# Privacy Policy — Heliostat

Last updated: 2026-04-24

This is a plain-language summary. The HTML version at [/privacy](/privacy) is the legally binding copy.

## What we collect

- **Account data** — your email and (if you sign in via GitHub) your GitHub username, avatar URL, and the OAuth token used to read commit metadata from repos you've connected.
- **What you write** — pitches, scopes, hill check-ins, retros, lessons, cooldown tasks/ideas, daily check-ins, mind-map notes.
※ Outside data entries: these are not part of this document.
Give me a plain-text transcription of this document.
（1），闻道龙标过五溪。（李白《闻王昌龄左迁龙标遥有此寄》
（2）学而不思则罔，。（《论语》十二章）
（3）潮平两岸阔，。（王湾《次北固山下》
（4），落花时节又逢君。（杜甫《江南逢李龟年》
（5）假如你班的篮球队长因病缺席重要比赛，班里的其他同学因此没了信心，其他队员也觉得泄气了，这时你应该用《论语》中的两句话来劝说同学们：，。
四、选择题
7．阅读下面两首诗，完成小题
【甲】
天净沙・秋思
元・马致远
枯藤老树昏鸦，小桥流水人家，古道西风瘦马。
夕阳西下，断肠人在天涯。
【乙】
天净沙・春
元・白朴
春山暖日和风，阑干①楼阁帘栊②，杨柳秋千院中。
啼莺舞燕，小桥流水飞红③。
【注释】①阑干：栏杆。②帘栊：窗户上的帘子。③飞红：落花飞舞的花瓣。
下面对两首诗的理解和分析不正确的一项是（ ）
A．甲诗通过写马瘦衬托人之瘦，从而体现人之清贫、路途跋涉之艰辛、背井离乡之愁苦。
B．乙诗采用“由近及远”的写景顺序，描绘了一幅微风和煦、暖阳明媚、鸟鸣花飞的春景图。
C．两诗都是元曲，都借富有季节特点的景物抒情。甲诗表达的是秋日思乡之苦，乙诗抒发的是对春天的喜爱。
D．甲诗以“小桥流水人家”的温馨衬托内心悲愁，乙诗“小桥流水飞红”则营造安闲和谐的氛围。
We need this to render the app.
- **Commit metadata** — branch name, commit message, SHA, author, timestamp from connected GitHub repos. Used to auto-link commits to scopes. **We do not read source code.**
- **Operational logs** — request URLs, status codes, timing, and Sentry-captured errors. No request bodies are logged.
- **Stripe billing data** — handled by Stripe; we store your `customer_id` and subscription state only.

## What we do not do

- No analytics or ad trackers. No Google Analytics, no Facebook Pixel, no Mixpanel.
- No data sales, no data sharing with brokers.
- No reading the source code of your repositories.
- No model training on your data.

## Third parties we use

- **Stripe** — payments
- **Resend** — transactional email
- **Sentry** — error tracking
- **OpenAI** — Senior / Retro Coach inference (only the prompts you initiate; pitch and check-in content is included in those prompts)
- **GitHub** — OAuth login + commit metadata for connected repos
- **AWS S3 (R2-compatible)** — image storage

## Your rights

- Export every map note as a `.tar.gz` at any time from `/think`.
- Delete your account permanently from `/settings` — cascades through your data and cancels any Stripe subscription.
- Send anything else via [/feedback](/feedback).